Member of the Washington State Senate from the 34th district
- Incumbent
- Assumed office January 21, 2025
- Preceded by: Joe Nguyen

Member of the Washington House of Representatives from the 34th district
- In office January 9, 2023 – January 21, 2025
- Preceded by: Eileen Cody
- Succeeded by: Brianna Thomas

Personal details
- Party: Democratic
- Education: Scripps College (BA) University of Washington (JD)

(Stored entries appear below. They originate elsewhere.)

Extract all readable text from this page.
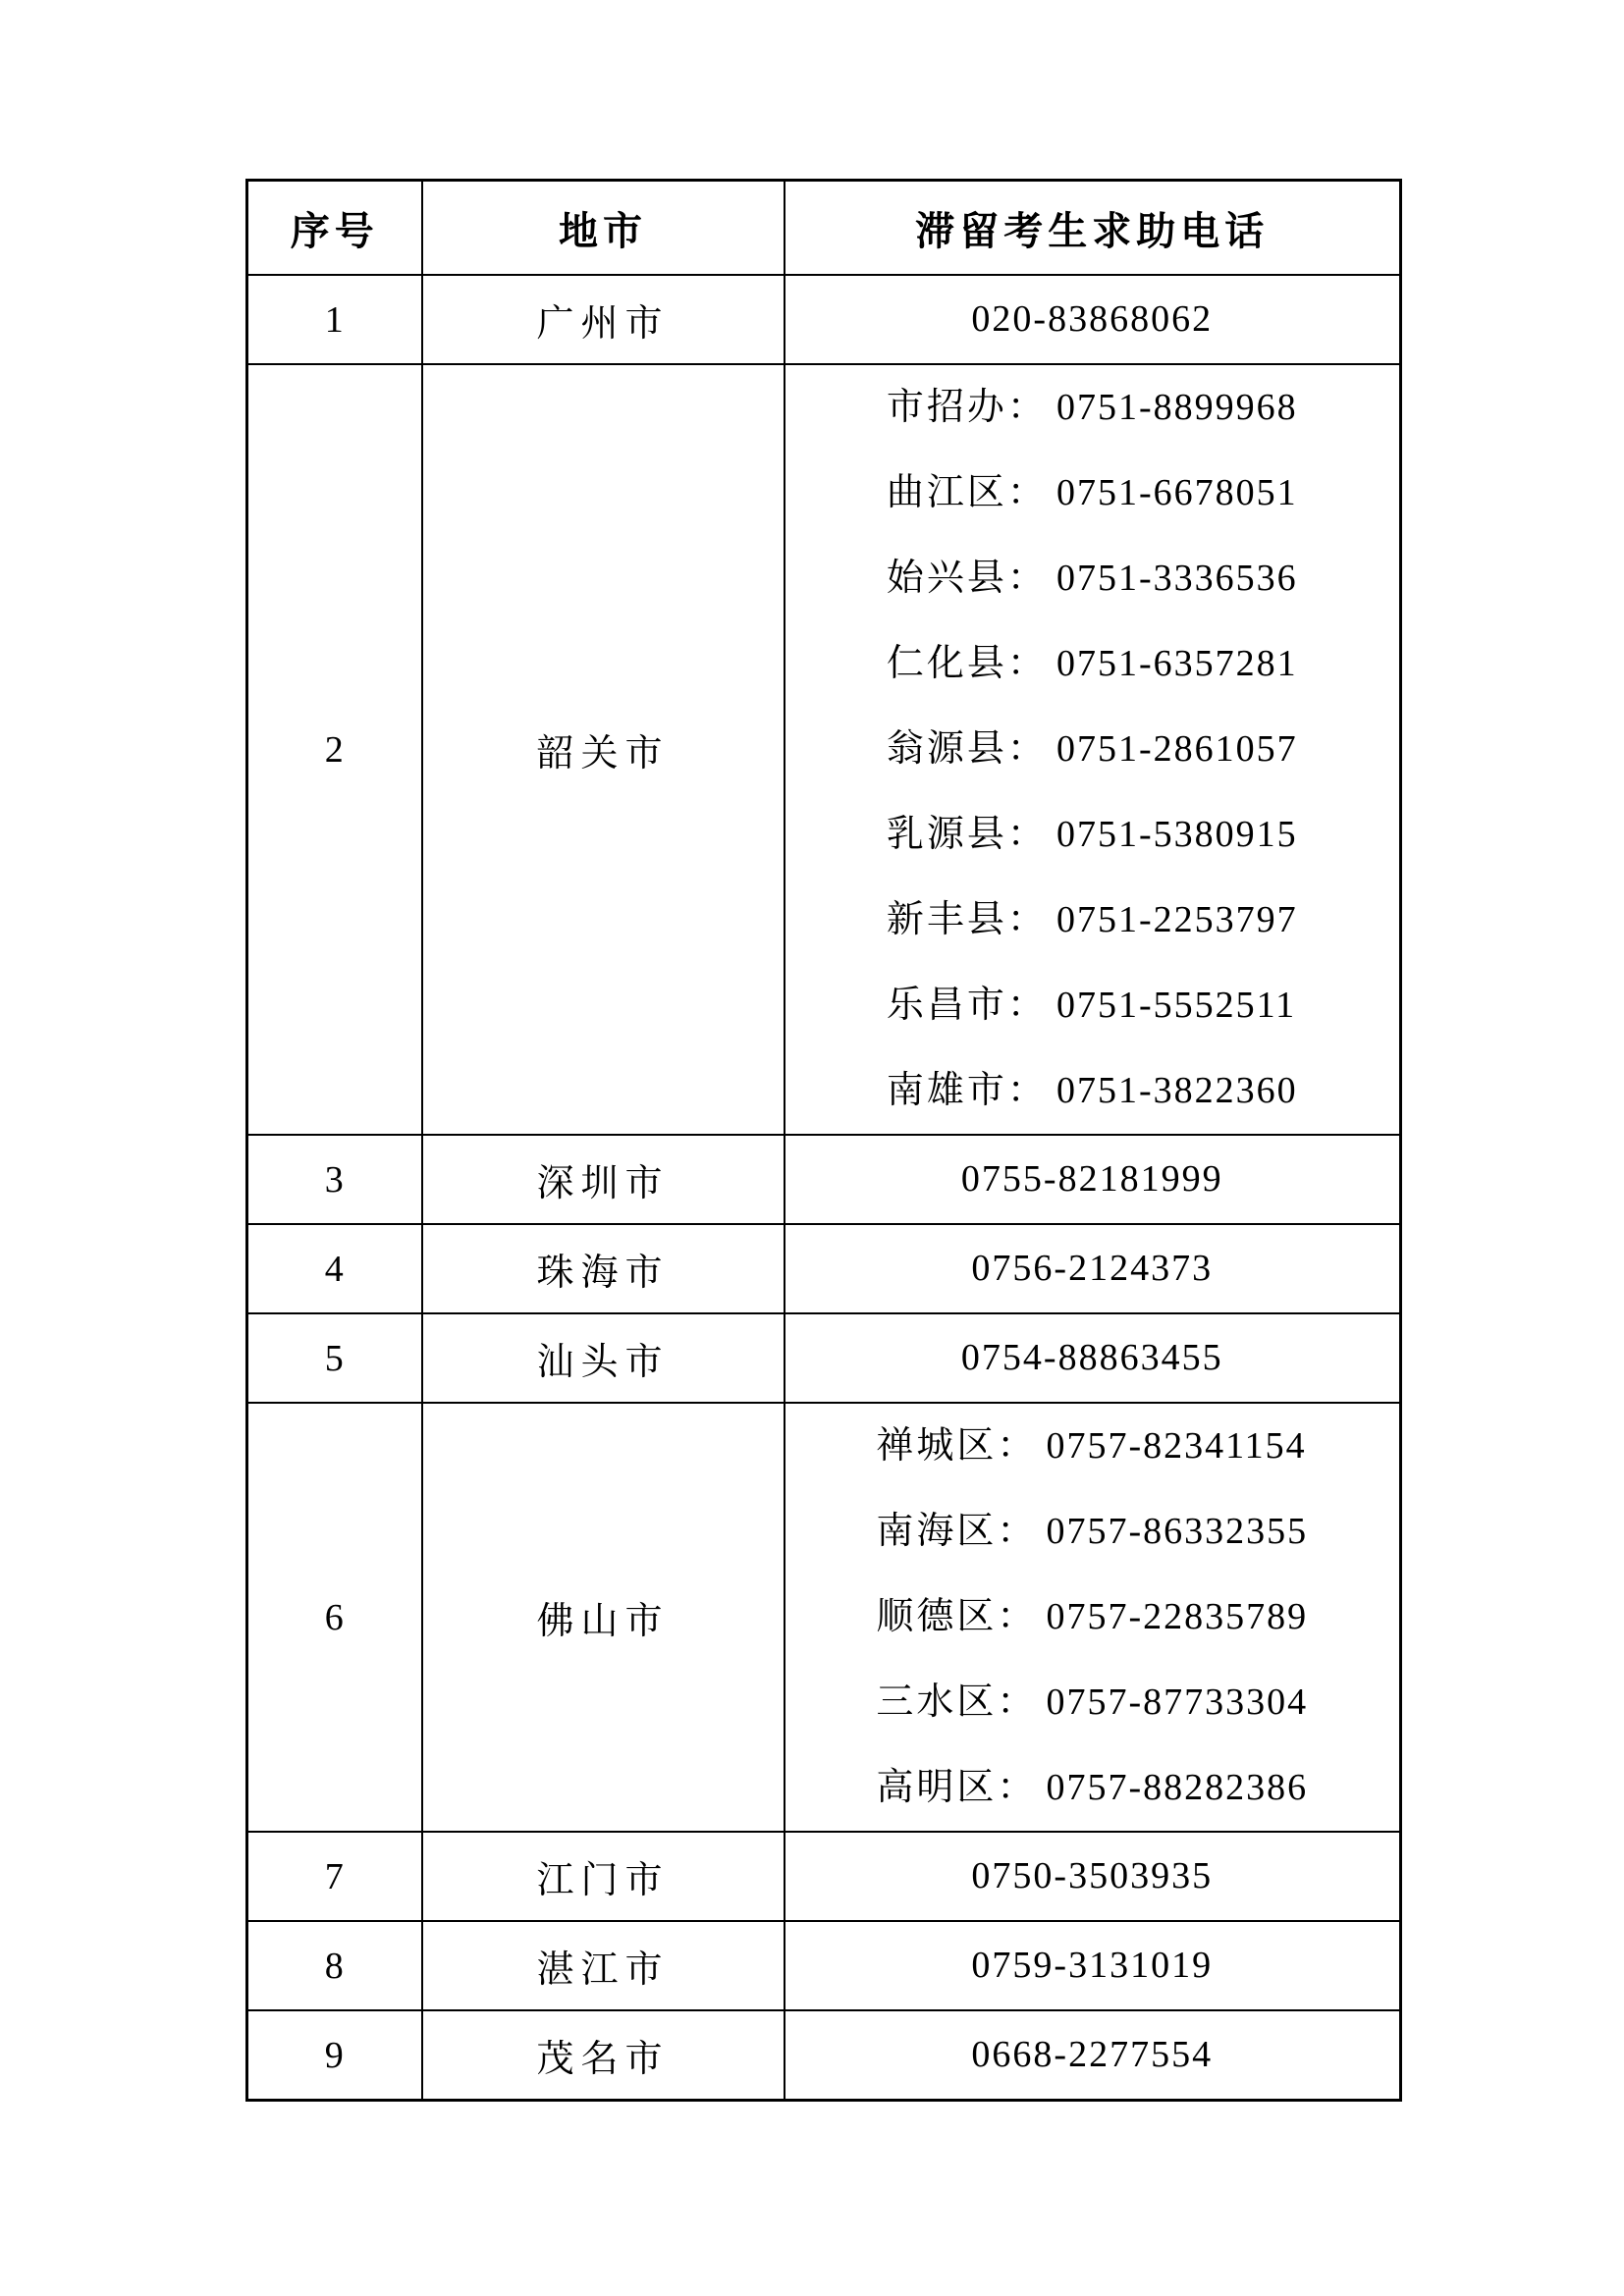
序号	地市	滞留考生求助电话
1	广州市	020-83868062

2	韶关市	
市招办： 0751-8899968
曲江区： 0751-6678051
始兴县： 0751-3336536
仁化县： 0751-6357281
翁源县： 0751-2861057
乳源县： 0751-5380915
新丰县： 0751-2253797
乐昌市： 0751-5552511
南雄市： 0751-3822360

3	深圳市	0755-82181999

4	珠海市	0756-2124373

5	汕头市	0754-88863455

6	佛山市	禅城区： 0757-82341154
南海区： 0757-86332355
顺德区： 0757-22835789
三水区： 0757-87733304
高明区： 0757-88282386

7	江门市	0750-3503935

8	湛江市	0759-3131019

9	茂名市	0668-2277554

= Emily Alvarado (politician) =

American politician

Emily Alvarado is an American politician and affordable housing advocate serving as a member of the Washington State Senate for the 34th district since 2025. She previously represented the same district in the Washington House of Representatives from 2023 to 2025.

== Education ==
Alvarado earned a Bachelor of Arts degree in American studies from Scripps College in 2005 and a Juris Doctor from the University of Washington School of Law.

== Career ==
From 2004 to 2006, Alvarado worked as a public affairs field organizer for Planned Parenthood of Southwestern Oregon. From 2009 to 2011, she was an advocacy project coordinator for the Housing Consortium of Everett & Snohomish County. From 2011 to 2013, she was the policy director of the Housing Development Consortium of Seattle–King County.

Alvarado joined the Seattle Office of Housing in 2014 as manager of policy and equitable development and became director in 2019. Since 2021, she has worked as a vice president of Enterprise Community Partners. Alvarado was elected to the Washington House of Representatives in November 2022. She was appointed to the State Senate in January 2025.